Mixed Mini-Reviews

My reading is starting to seriously outpace my reviewing this year, so to catch up a little here is a handful of mini-reviews (each from a different genre).

Title: Answering Jihad:
A Better Way Forward
Author: Nabeel Qureshi
Genre: Theology/Comparative Religion
Pages: 168
Rating: 4.5 of 5

Nabeel Qureshi (a former Muslim) seeks to give an honest assessment of the historical importance and practice of Jihad in Islam. While his assessment is not “politically correct” in relation to the Western narrative of Islam as the religion of peace, Qureshi has done careful, honest research into Islamic history, the Quran, and the Hadith, as well as drawing on his own experience as a Muslim.

He poses the idea of many Muslims coming to a crossroads where they are faced with the violent past of Islam and must decide how to proceed (Endorse jihad/”become radicalized”? Reject some foundational truths of Islam in favor of some new version? Abandon Islam?). His “better way forward” involves interacting with Muslims with love and compassion rather than fear and suspicion. The final section of the book offers the non-violence and self-sacrificing love of biblical Christianity as an attractive alternative to embracing jihad.

Title: The Landmark Arrian:
The Campaigns of Alexander
Author: Arrian
Translator: Pamela Mensch
Genre: Ancient History
Pages: 485 (plus 75 pages of indices, etc.)
Rating: 4 of 5

love the Landmark editions of ancient histories. Prior to this one I had read Landmark’s Herodotus and Thucydidesand this one continues to impress. Arrian’s history of Alexander the Great’s campaigns is a bit hero-worshippy, but gives a good basic overview from someone who had access to primary sources no longer completely available to us. The frequent maps keep this from being an incomprehensible catalogue of place names, and extensive commentary explains cultural issues and alerts to important alternate versions of events found in other sources.

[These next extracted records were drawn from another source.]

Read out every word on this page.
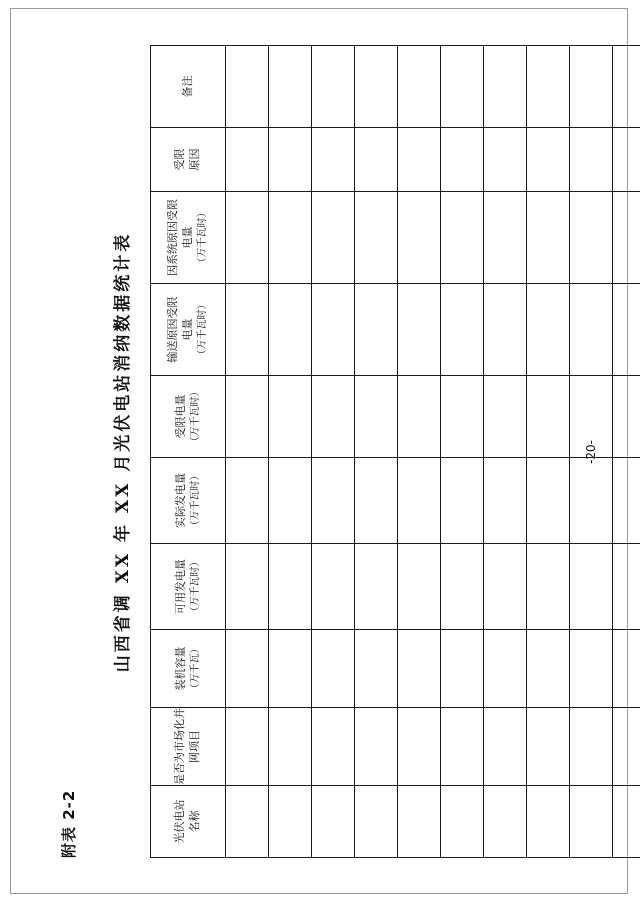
附表 2-2
山西省调 XX 年 XX 月光伏电站消纳数据统计表
光伏电站 名称	是否为市场化并 网项目	装机容量 （万千瓦）	可用发电量 （万千瓦时）	实际发电量 （万千瓦时）	受限电量 （万千瓦时）	输送原因受限 电量 （万千瓦时）	因系统原因受限 电量 （万千瓦时）	受限 原因	备注

-20-
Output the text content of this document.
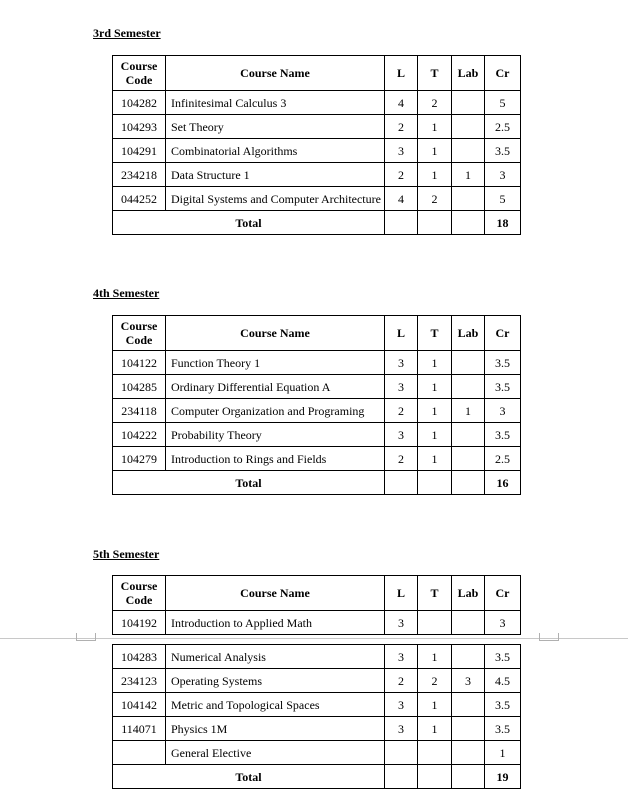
3rd Semester
Course Code	Course Name	L	T	Lab	Cr
104282	Infinitesimal Calculus 3	4	2		5
104293	Set Theory	2	1		2.5
104291	Combinatorial Algorithms	3	1		3.5
234218	Data Structure 1	2	1	1	3
044252	Digital Systems and Computer Architecture	4	2		5
Total					18
4th Semester
Course Code	Course Name	L	T	Lab	Cr
104122	Function Theory 1	3	1		3.5
104285	Ordinary Differential Equation A	3	1		3.5
234118	Computer Organization and Programing	2	1	1	3
104222	Probability Theory	3	1		3.5
104279	Introduction to Rings and Fields	2	1		2.5
Total					16
5th Semester
Course Code	Course Name	L	T	Lab	Cr
104192	Introduction to Applied Math	3			3
104283	Numerical Analysis	3	1		3.5
234123	Operating Systems	2	2	3	4.5
104142	Metric and Topological Spaces	3	1		3.5
114071	Physics 1M	3	1		3.5
	General Elective				1
Total					19
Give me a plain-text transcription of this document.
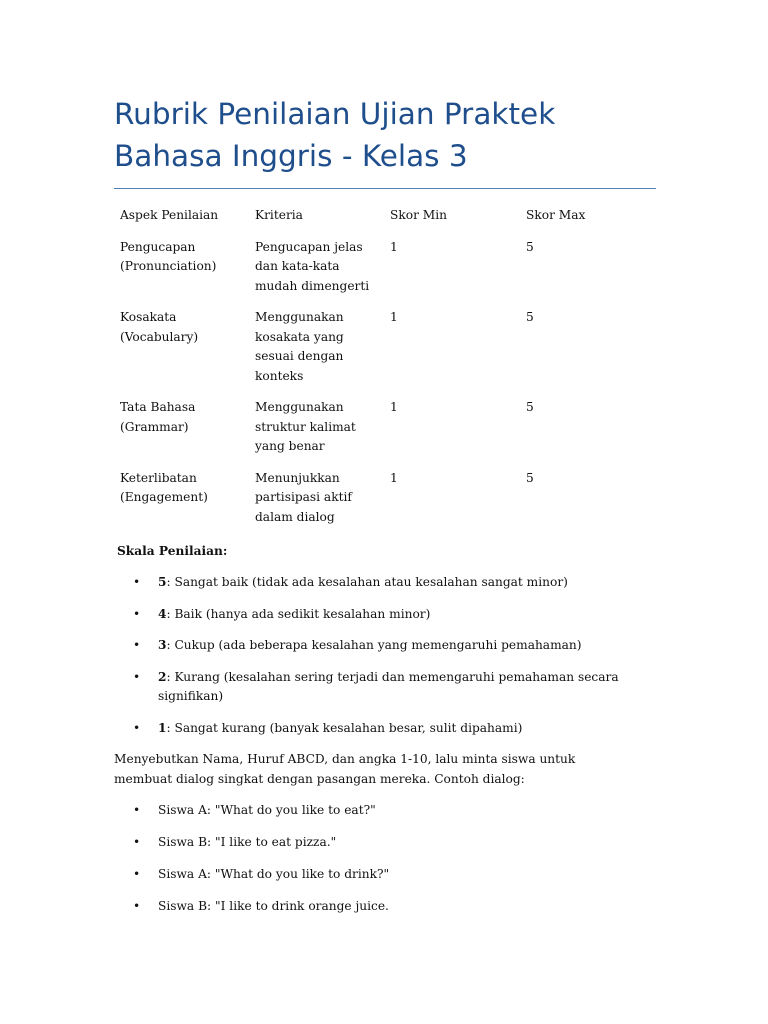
Rubrik Penilaian Ujian Praktek Bahasa Inggris - Kelas 3
Aspek Penilaian	Kriteria	Skor Min	Skor Max
Pengucapan (Pronunciation)	Pengucapan jelas dan kata-kata mudah dimengerti	1	5
Kosakata (Vocabulary)	Menggunakan kosakata yang sesuai dengan konteks	1	5
Tata Bahasa (Grammar)	Menggunakan struktur kalimat yang benar	1	5
Keterlibatan (Engagement)	Menunjukkan partisipasi aktif dalam dialog	1	5
Skala Penilaian:
• 5: Sangat baik (tidak ada kesalahan atau kesalahan sangat minor)
• 4: Baik (hanya ada sedikit kesalahan minor)
• 3: Cukup (ada beberapa kesalahan yang memengaruhi pemahaman)
• 2: Kurang (kesalahan sering terjadi dan memengaruhi pemahaman secara signifikan)
• 1: Sangat kurang (banyak kesalahan besar, sulit dipahami)

Menyebutkan Nama, Huruf ABCD, dan angka 1-10, lalu minta siswa untuk membuat dialog singkat dengan pasangan mereka. Contoh dialog:

• Siswa A: "What do you like to eat?"
• Siswa B: "I like to eat pizza."
• Siswa A: "What do you like to drink?"
• Siswa B: "I like to drink orange juice.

System Failure (Epic Failure Trilogy Book 3) by [Zieja, Joe]Title: Communication Failure and System Failure
(Epic Failure Trilogy: Books 2 & 3)
Author: Joe Zieja
Genre: Science Fiction (Humor/Satire)
Pages: 336 & 432
Ratings: 4 & 3.5 of 5

The first book in this trilogy, Communication Failure, was my favorite fiction last year. The second and third books still had plenty of laugh-out-loud funny moments, but book 2 had a little bit of “middle book syndrome,” and I really didn’t care for the way the trilogy wrapped up. I suppose the ending made sense and was humorous in a Monty Python kind of way, but it was surprisingly downbeat and left a lot of loose ends.

Title: Orconomics
(The Dark Profit Saga: Book 1)
Author: J. Zachary Pike
Genre: Satirical Fantasy
Pages: 360
Rating: 4 of 5

The tone of this felt like a slightly less zany Discworld. It’s your typical “unexpected Chosen One and his band of rejects goes on big fantasy quest” fantasy/RPG sendup set in a world where dungeon crawling has become a big commercial enterprise. The story manages to deal with serious issues like racism, market manipulation, economic exploitation, and more without being overly preachy. Some of the pacing was a bit slow, but overall it was enjoyable, and I plan to read the next book, Son of a Liche, sometime this year.

Tales of the Al-Azif: A Cthulhu Mythos Anthology by [Phipps, C. T., Davenport, Matthew, West, David J., Hambling, David, Wilson, David Niall]Title: Tales of the Al-Azif:
A Cthulhu Mythos Anthology
Authors: C. T. Phipps, Matthew Davenport, David J. West, David Hambling, David Niall Wilson
Genre: Cosmic Horror
Pages: 264
Rating: 2 of 5

I read a lot of Lovecraftian cosmic horror anthologies, and I don’t expect them to be literary masterpieces. The Cthulhu mythos was born in the pulps and remains escapist pulp fiction for the most part. That said, this was one of the least enjoyable collections I have encountered.

The stories were not really to my taste. Most rely far more on insect-inspired horror than the nihilistic dread usual to cosmic horror, and most were of the “monster hunter” variety favored by Robert E. Howard or Clark Ashton Smith rather than the original creeping dread of H. P. Lovecraft.

If that were my only complaint with the book I probably would have given it 3.5 stars as “okay, but not to my personal taste when it comes to Lovecraftian horror.” However, the book (I read the Kindle edition) was riddled with typos. The number of omitted, duplicated, and misplaced words was absolutely ridiculous…completely amateur.